Breaking News
light_mode
Trending Tags
Beranda » Lingkungan » Insiden Tongkang Karam, DLHK Berau Tak Berani Ambil Tindakan : Kewenangan Hanya di Sungai Kecil

Insiden Tongkang Karam, DLHK Berau Tak Berani Ambil Tindakan : Kewenangan Hanya di Sungai Kecil

  • account_circle admin
  • calendar_month Rabu, 23 Okt 2024
  • visibility 709
  • print Cetak

Tanjung Redeb — Insiden karamnya kapal tongkang bermuatan batu bara milik PT Berau Coal di perairan Sungai Mantaritip, rupanya baru diketahui oleh Dinas Lingkungan Hidup dan Kebersihan (DLHK) pada Selasa (22/10/2024) kemarin.

Saat ditemui awak media, Bidang Pengendalian Pencemaran dan Kerusakan Lingkungan Hidup DLHK Berau, Ida Ayu mengatakan hal tersebut bukan merupakan kewenangan DLHK untuk menindaklanjuti.

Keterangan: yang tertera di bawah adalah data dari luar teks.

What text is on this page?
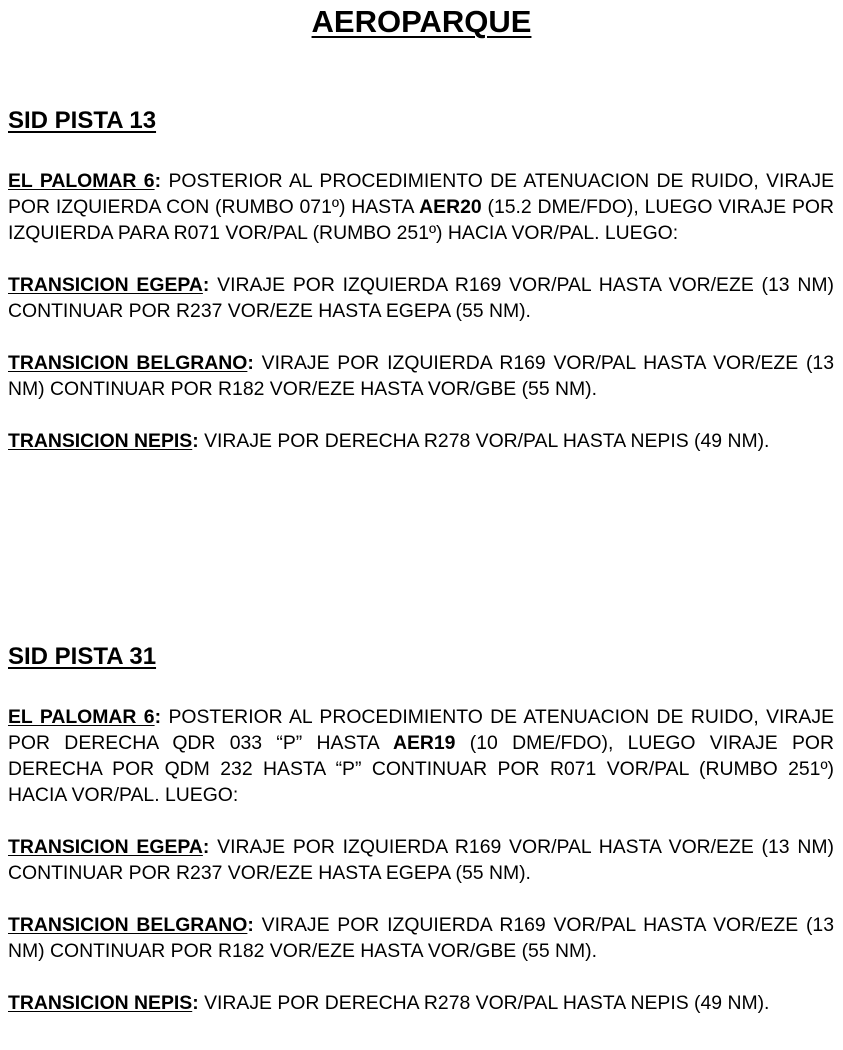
AEROPARQUE
SID PISTA 13

EL PALOMAR 6: POSTERIOR AL PROCEDIMIENTO DE ATENUACION DE RUIDO, VIRAJE POR IZQUIERDA CON (RUMBO 071º) HASTA AER20 (15.2 DME/FDO), LUEGO VIRAJE POR IZQUIERDA PARA R071 VOR/PAL (RUMBO 251º) HACIA VOR/PAL. LUEGO:

TRANSICION EGEPA: VIRAJE POR IZQUIERDA R169 VOR/PAL HASTA VOR/EZE (13 NM) CONTINUAR POR R237 VOR/EZE HASTA EGEPA (55 NM).

TRANSICION BELGRANO: VIRAJE POR IZQUIERDA R169 VOR/PAL HASTA VOR/EZE (13 NM) CONTINUAR POR R182 VOR/EZE HASTA VOR/GBE (55 NM).

TRANSICION NEPIS: VIRAJE POR DERECHA R278 VOR/PAL HASTA NEPIS (49 NM).

SID PISTA 31

EL PALOMAR 6: POSTERIOR AL PROCEDIMIENTO DE ATENUACION DE RUIDO, VIRAJE POR DERECHA QDR 033 “P” HASTA AER19 (10 DME/FDO), LUEGO VIRAJE POR DERECHA POR QDM 232 HASTA “P” CONTINUAR POR R071 VOR/PAL (RUMBO 251º) HACIA VOR/PAL. LUEGO:

TRANSICION EGEPA: VIRAJE POR IZQUIERDA R169 VOR/PAL HASTA VOR/EZE (13 NM) CONTINUAR POR R237 VOR/EZE HASTA EGEPA (55 NM).

TRANSICION BELGRANO: VIRAJE POR IZQUIERDA R169 VOR/PAL HASTA VOR/EZE (13 NM) CONTINUAR POR R182 VOR/EZE HASTA VOR/GBE (55 NM).

TRANSICION NEPIS: VIRAJE POR DERECHA R278 VOR/PAL HASTA NEPIS (49 NM).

“Saya jujur aja baru tahu hari ini karena saya baru datang dari Samarinda. Jadi saya nggak tahu kasus sebelumnya. Dan memang untuk tambang kita tidak ada kewenangan lagi semenjak Februari 2021. Yang berkompeten terhadap tambang dan Balai Wilayah Sungai (BWS). Kalau kami ini kewenangannya sungai-sungai kecil,” ujarnya.

Selain itu, ia juga mengatakan bahwa batu bara tidak termasuk sebagai limbah B3 karena berbentuk fosil. Untuk memastikan terjadinya pencemaran atau tidak terhadap air sungai, ia mengatakan bahwa pihak PT Berau Coal telah melakukan pengujian terhadap sampel air sungai tersebut.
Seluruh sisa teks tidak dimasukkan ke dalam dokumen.